The conversation that’s ringing in my ears was one I had in January with my dear friend in Nebraska. She was relating that one of her grandchildren had come down with chicken pox (despite the vaccination!) and that since her health was so vulnerable (pancreatic cancer) she couldn’t be around him.
She also recalled that her youngest son “sat on my hip for 2 weeks” when he had chicken pox at age 3. This comes from a single mother of 5 (count them!). I know she worked and juggled finances all the years she was bringing up her children. They have turned into wonderful and tremendously caring people.
The son that was on her hip for 2 weeks (how did she find time to do that?) was later the son who needed to ‘explore’ the inner workings of a variety of appliances! He was allowed to do that on the kitchen table. He has become successful in the computer world.
Yet another son has worked in the nursery of his local parks department and is now a union representative but what most people won’t know about him is that when his grandmother (my friend’s mother) was in a nursing home and there was no one to change her and clean her – he did it! How much more caring could anyone be?
These are just two examples of when a parent, a mother in particular and against the odds, understands the needs of her children they can really become awesome individuals.
What is most apparent about my friend’s five children is the amount of caring they put into each other and their spouses – but in the most natural way imaginable. I have been a privileged recipient of their low key hospitality. I was simply treated like family. What an honour!
Which goes to the book I was fortunate enough to buy during my November trip to Nebraska.
‘Winnicott on the Child’ by Donald Winnicott. (1896–1974) A British pediatrician and psychoanalyst with a particular focus on child development. The introductions to each section are by Benjamin Spock, T. Berry Brazelton and Stanley Greenspan, three of the most influential US baby and childcare specialists (Men! Where are the women of influence?) of the 20th and 21st centuries.

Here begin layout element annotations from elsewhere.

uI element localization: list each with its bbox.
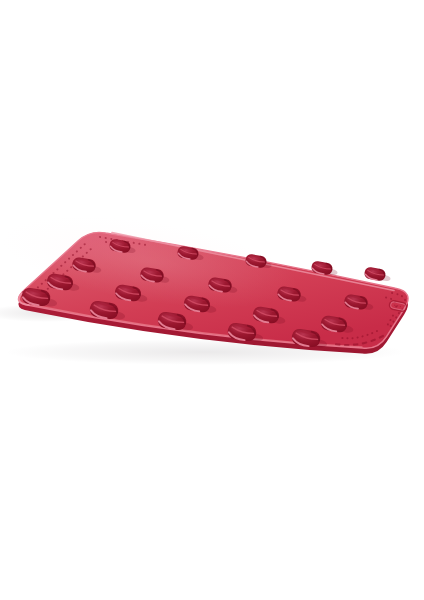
photo-stage bbox=[0, 0, 424, 600]
mold-cavity-r1c5 bbox=[364, 266, 392, 282]
baking-mold-photo bbox=[0, 0, 424, 600]
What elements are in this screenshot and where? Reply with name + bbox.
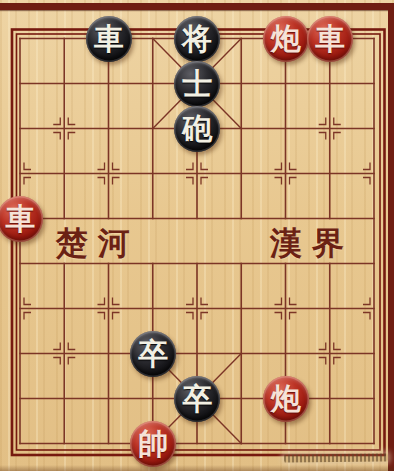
piece-black-cannon[interactable]: 砲	[174, 106, 220, 152]
piece-black-soldier[interactable]: 卒	[174, 376, 220, 422]
piece-red-cannon[interactable]: 炮	[263, 16, 309, 62]
watermark	[284, 453, 388, 462]
piece-black-advisor[interactable]: 士	[174, 61, 220, 107]
piece-red-cannon[interactable]: 炮	[263, 376, 309, 422]
piece-black-chariot[interactable]: 車	[86, 16, 132, 62]
piece-red-chariot[interactable]: 車	[307, 16, 353, 62]
piece-black-general[interactable]: 将	[174, 16, 220, 62]
piece-red-chariot[interactable]: 車	[0, 196, 43, 242]
xiangqi-board-screen: 楚河 漢界 車将炮車士砲車卒卒炮帥	[0, 0, 394, 471]
board-pieces-layer: 車将炮車士砲車卒卒炮帥	[0, 16, 394, 466]
piece-black-soldier[interactable]: 卒	[130, 331, 176, 377]
piece-red-general[interactable]: 帥	[130, 421, 176, 467]
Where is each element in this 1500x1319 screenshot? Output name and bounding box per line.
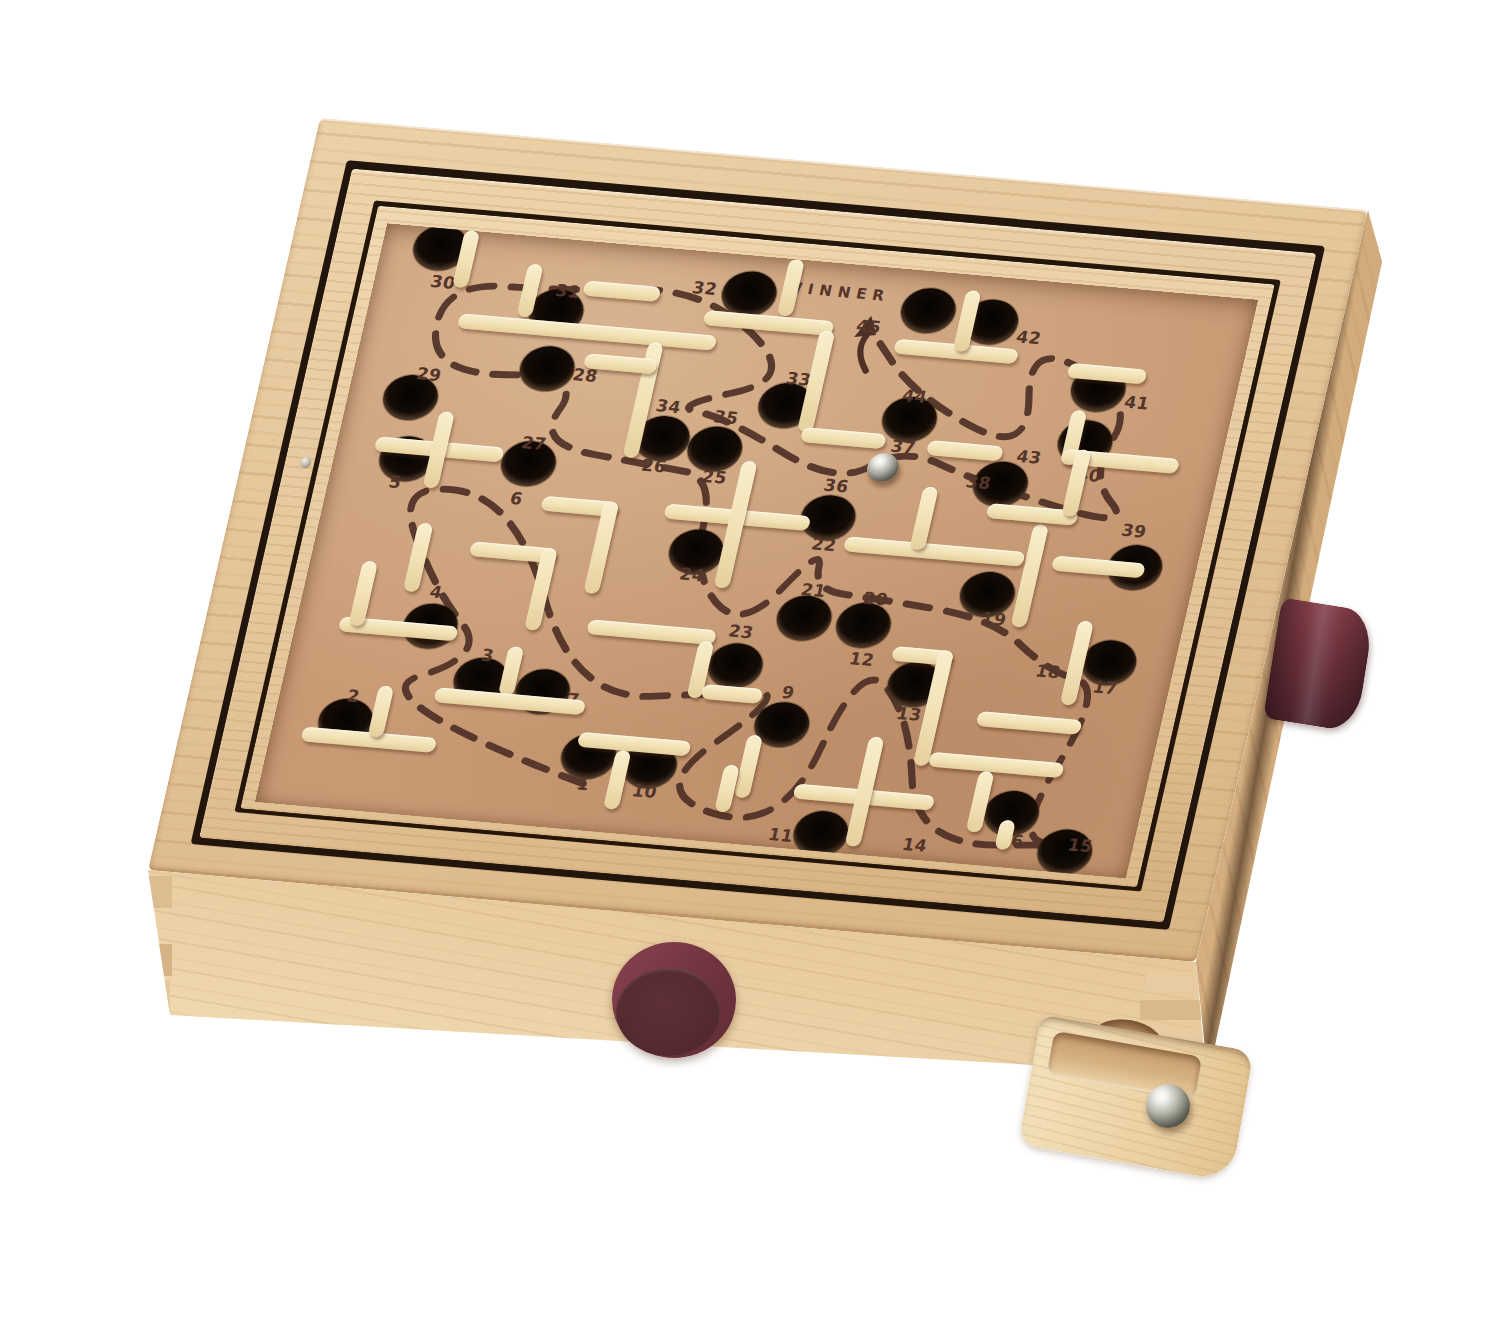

Winnicott refers frequently to “the ordinary good enough mother” being the reason children grow up without developmental delays.
It behoves us all (men and women!) to read this book.
The book reminds me of the work I have done, instinctively and through constantly reading and learning, with my own and other children, but most of all how much misunderstanding of natural child development there is amongst some of some of my colleagues in the daycare environment. More recently I have worked with other young women who have such a wonderful instinct for caring for any child!
We all simply need to start understanding children’s true needs.